The models are supported by the newly introduced NemoClaw stack, which enables single-command installation of NVIDIA Nemotron models and the OpenShell runtime. This platform includes an isolated sandbox and a privacy router designed to manage data security across local and cloud-based model deployments.
For large-scale infrastructure, NVIDIA released the Vera Rubin DSX reference design and the Omniverse DSX Blueprint. These frameworks provide standardized designs for AI infrastructure and digital twin platforms, intended to streamline the construction of data centers optimized for generative AI workloads.

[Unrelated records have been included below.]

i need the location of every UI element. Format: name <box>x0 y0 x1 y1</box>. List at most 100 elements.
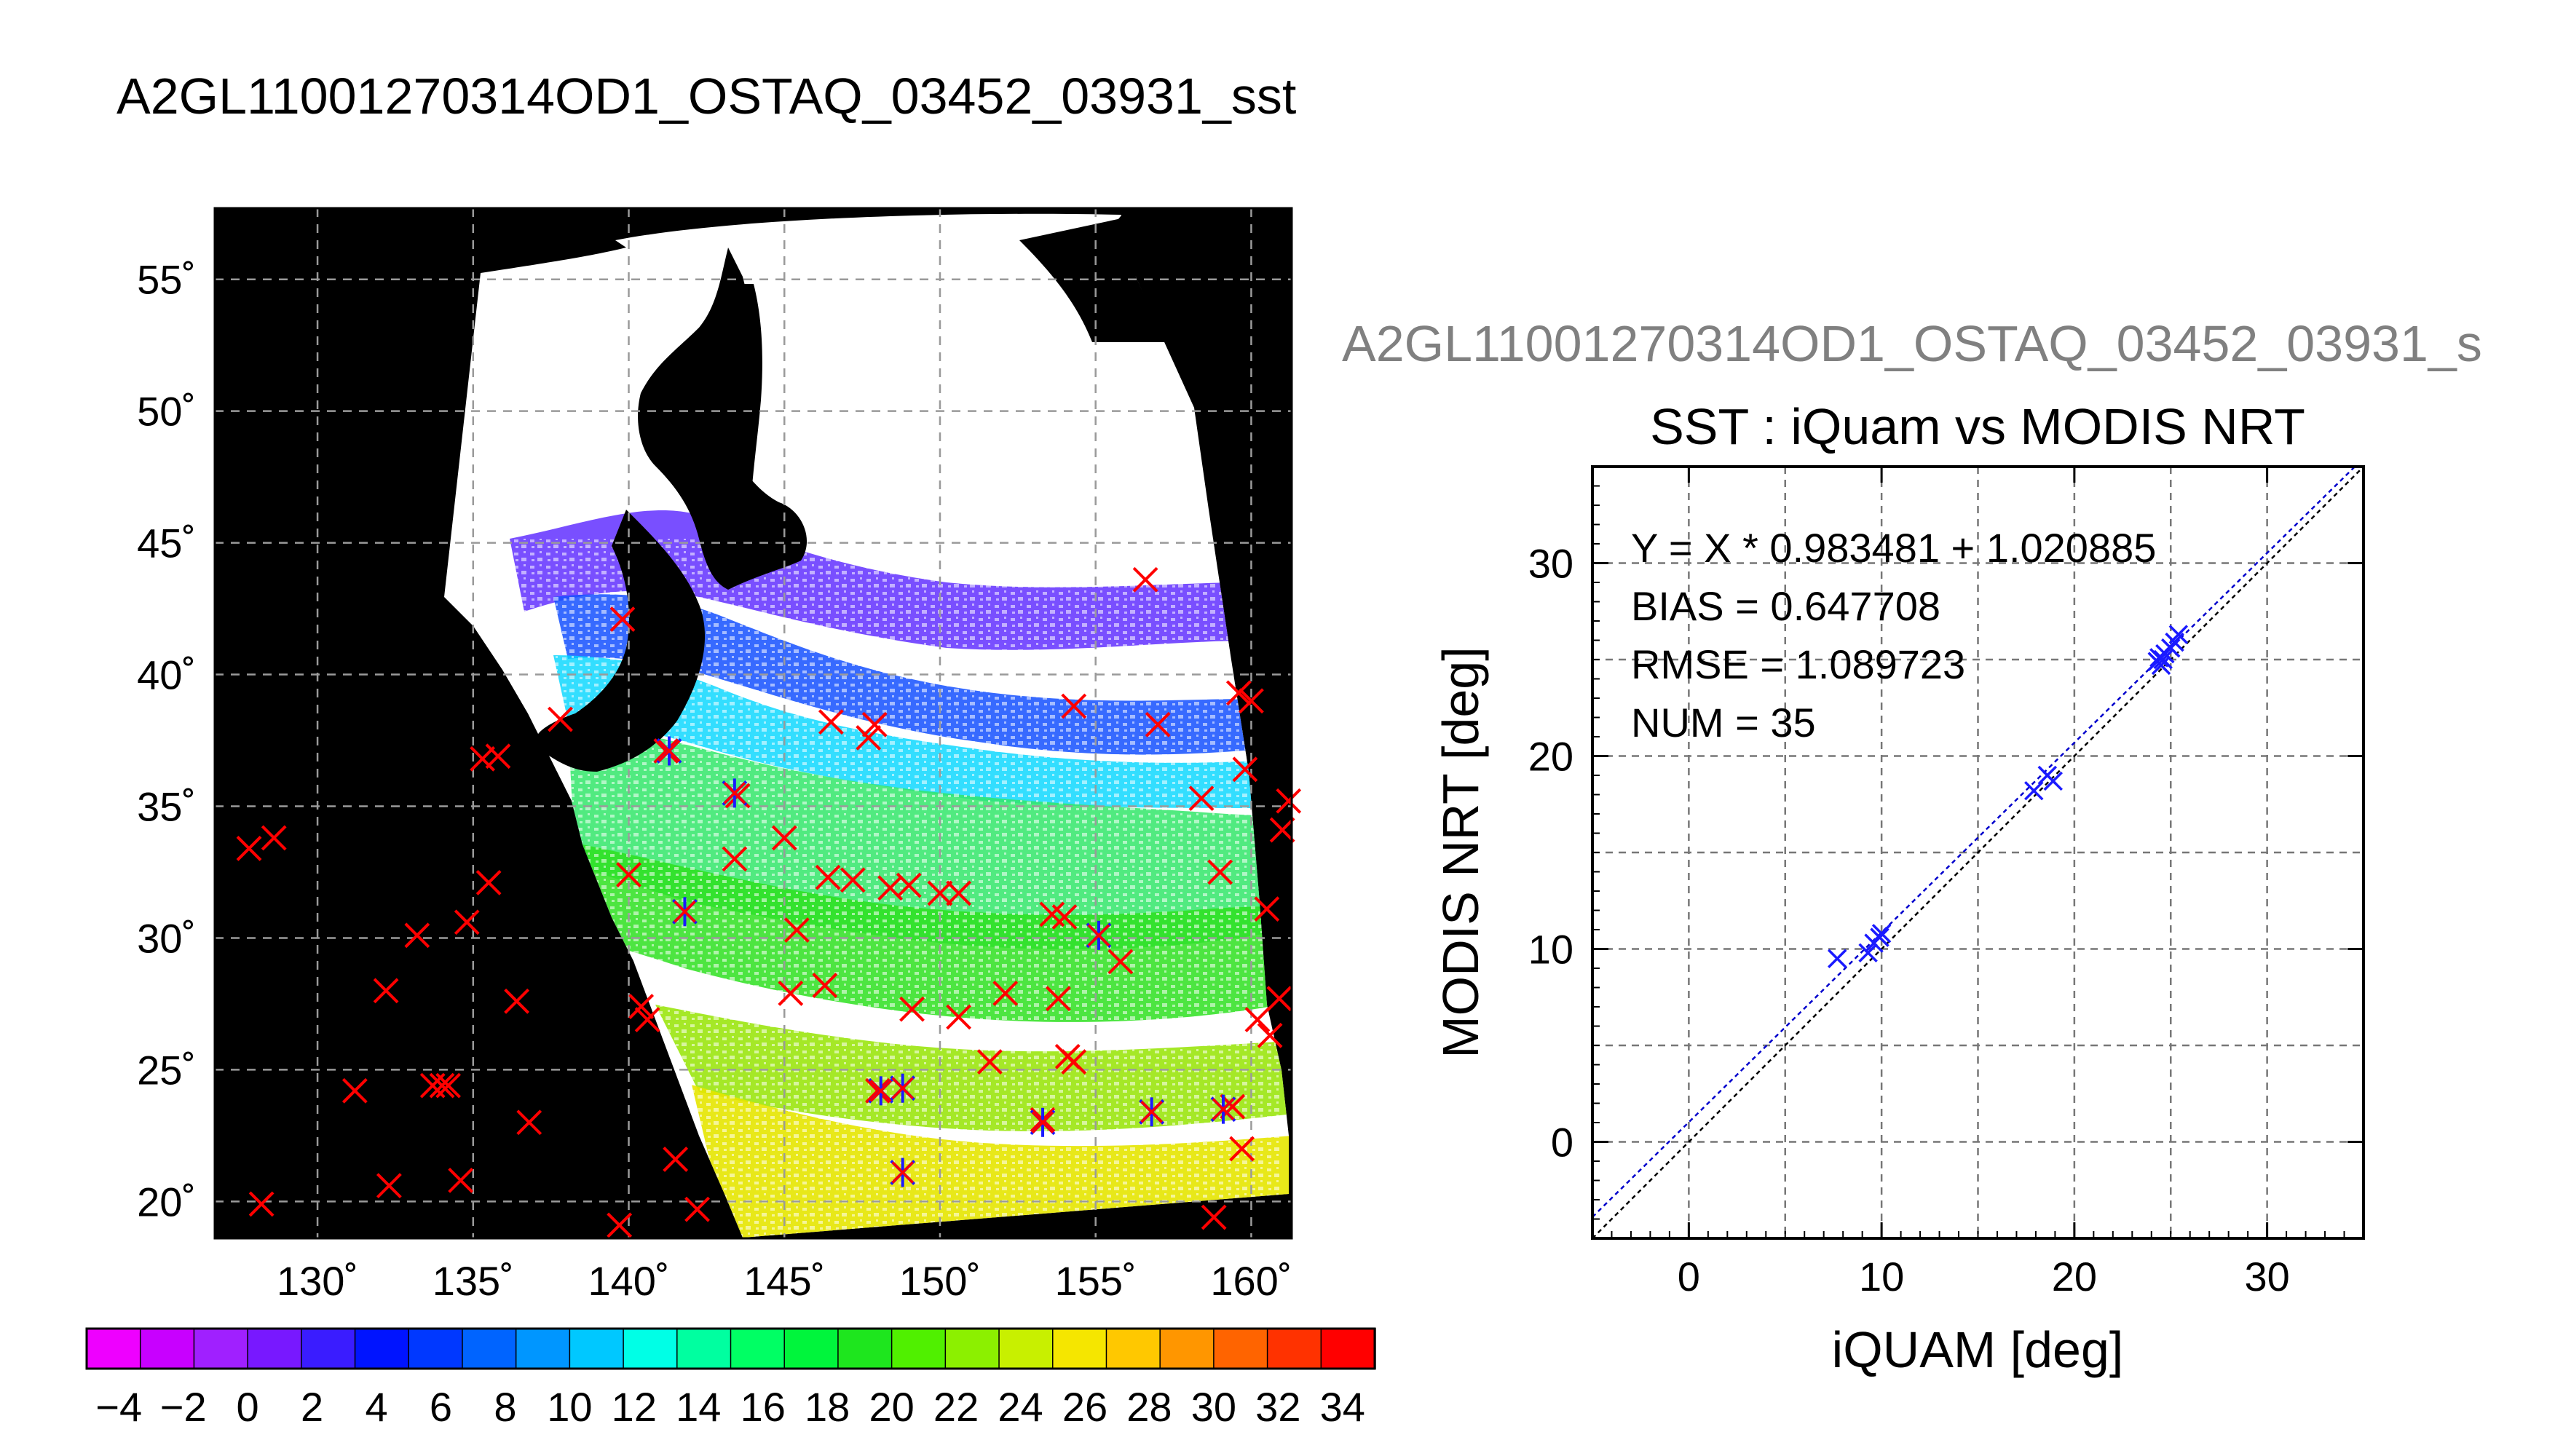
red-cross-marker <box>815 864 841 890</box>
fit-line <box>1592 466 2355 1218</box>
colorbar-labels: −4 −2 0 2 4 6 8 10 12 14 16 18 20 22 24 26 28 30 32 34 <box>95 1384 1365 1430</box>
colorbar-tick-label: 22 <box>933 1384 979 1430</box>
scatter-point <box>1858 943 1878 963</box>
scatter-points <box>1827 625 2189 968</box>
colorbar-segment <box>515 1328 572 1369</box>
red-cross-marker <box>722 846 748 872</box>
stats-rmse: RMSE = 1.089723 <box>1631 641 1965 687</box>
stats-equation: Y = X * 0.983481 + 1.020885 <box>1631 525 2156 571</box>
lon-tick-label: 150˚ <box>899 1258 981 1304</box>
colorbar: −4 −2 0 2 4 6 8 10 12 14 16 18 20 22 24 26 28 30 32 34 <box>85 1327 1376 1430</box>
red-cross-marker <box>609 606 636 632</box>
identity-line <box>1592 466 2364 1239</box>
page-title: A2GL11001270314OD1_OSTAQ_03452_03931_sst <box>117 68 1296 124</box>
satellite-swath <box>444 213 1289 1238</box>
colorbar-segment <box>891 1328 947 1369</box>
scatter-point <box>2024 780 2044 801</box>
latitude-labels: 55˚ 50˚ 45˚ 40˚ 35˚ 30˚ 25˚ 20˚ <box>137 257 196 1225</box>
red-cross-marker <box>684 1196 710 1222</box>
red-cross-marker <box>448 1167 474 1193</box>
colorbar-tick-label: 10 <box>547 1384 592 1430</box>
blue-star-marker <box>868 1076 894 1106</box>
y-axis-label: MODIS NRT [deg] <box>1432 646 1489 1058</box>
red-cross-marker <box>899 996 925 1022</box>
colorbar-segment <box>623 1328 679 1369</box>
regression-lines <box>1592 466 2364 1239</box>
colorbar-segment <box>301 1328 357 1369</box>
red-cross-marker <box>1239 688 1264 714</box>
red-cross-marker <box>548 706 573 732</box>
red-cross-marker <box>1045 986 1071 1012</box>
scatter-ticks: 0 10 20 30 0 10 20 30 <box>1528 467 2364 1299</box>
red-cross-marker <box>976 1049 1003 1075</box>
colorbar-segment <box>944 1328 1000 1369</box>
colorbar-tick-label: 8 <box>494 1384 516 1430</box>
y-tick-label: 10 <box>1528 927 1573 973</box>
red-cross-marker <box>1107 949 1134 975</box>
red-cross-marker <box>1269 817 1295 843</box>
lon-tick-label: 140˚ <box>588 1258 669 1304</box>
x-tick-label: 20 <box>2052 1254 2097 1299</box>
blue-star-marker <box>1210 1094 1236 1124</box>
red-cross-marker <box>1132 566 1158 593</box>
red-cross-marker <box>778 981 804 1006</box>
lat-tick-label: 20˚ <box>137 1179 196 1224</box>
red-cross-marker <box>896 872 922 898</box>
lon-tick-label: 145˚ <box>743 1258 825 1304</box>
blue-star-marker <box>672 897 698 927</box>
lon-tick-label: 135˚ <box>433 1258 514 1304</box>
colorbar-segment <box>139 1328 196 1369</box>
red-cross-marker <box>1220 1093 1246 1120</box>
colorbar-segment <box>462 1328 518 1369</box>
scatter-point <box>2161 638 2181 658</box>
red-cross-marker <box>1266 986 1292 1012</box>
red-cross-marker <box>1257 1022 1283 1048</box>
chart-title: SST : iQuam vs MODIS NRT <box>1650 398 2305 455</box>
red-cross-marker <box>504 988 530 1014</box>
x-axis-label: iQUAM [deg] <box>1832 1321 2124 1378</box>
scatter-header: A2GL11001270314OD1_OSTAQ_03452_03931_s <box>1342 315 2482 372</box>
colorbar-segment <box>247 1328 303 1369</box>
red-cross-marker <box>341 1077 368 1104</box>
red-cross-marker <box>1276 788 1302 814</box>
red-cross-marker <box>454 909 480 935</box>
y-tick-label: 20 <box>1528 734 1573 780</box>
red-cross-marker <box>861 711 888 737</box>
lat-tick-label: 45˚ <box>137 521 196 566</box>
red-cross-marker <box>946 880 972 906</box>
red-cross-marker <box>1225 680 1252 706</box>
colorbar-segment <box>569 1328 625 1369</box>
red-cross-marker <box>516 1109 542 1136</box>
red-cross-marker <box>1051 904 1078 930</box>
colorbar-segment <box>86 1328 142 1369</box>
red-cross-marker <box>771 825 797 851</box>
scatter-point <box>1870 927 1889 947</box>
red-cross-marker <box>992 981 1019 1006</box>
red-cross-marker <box>1061 693 1087 719</box>
red-cross-marker <box>927 880 953 906</box>
red-cross-marker <box>1229 1136 1255 1162</box>
colorbar-tick-label: 18 <box>805 1384 850 1430</box>
blue-star-marker <box>1139 1097 1165 1127</box>
scatter-point <box>1871 924 1892 943</box>
colorbar-tick-label: 32 <box>1255 1384 1300 1430</box>
colorbar-segment <box>193 1328 249 1369</box>
red-cross-marker <box>1244 1007 1271 1033</box>
colorbar-frame <box>85 1327 1376 1370</box>
map-grid <box>215 208 1292 1238</box>
red-cross-marker <box>1254 896 1280 922</box>
colorbar-segment <box>730 1328 786 1369</box>
scatter-point <box>2168 625 2189 644</box>
colorbar-tick-label: 26 <box>1062 1384 1107 1430</box>
colorbar-tick-label: 16 <box>741 1384 786 1430</box>
lat-tick-label: 30˚ <box>137 915 196 961</box>
longitude-labels: 130˚ 135˚ 140˚ 145˚ 150˚ 155˚ 160˚ <box>277 1258 1292 1304</box>
red-cross-marker <box>946 1004 972 1030</box>
colorbar-segment <box>837 1328 893 1369</box>
colorbar-tick-label: 14 <box>676 1384 721 1430</box>
x-tick-label: 0 <box>1678 1254 1700 1299</box>
red-cross-marker <box>1188 786 1215 812</box>
red-cross-marker <box>607 1212 633 1238</box>
red-cross-marker <box>470 745 496 772</box>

The company also introduced hardware platforms for space-based data processing. The Space-1 Vera Rubin Module provides 25 times the AI compute performance of the H100 for orbital inferencing. Partners such as Starcloud and Sophia Space are utilizing these platforms to build purpose-designed orbital data centers and hosted computing infrastructure.
Supported hardware for the new software stacks includes GeForce RTX PCs, RTX PRO workstations, and DGX AI supercomputers. The integration of open models with these hardware platforms is intended to provide a consistent software environment for developers building autonomous agents.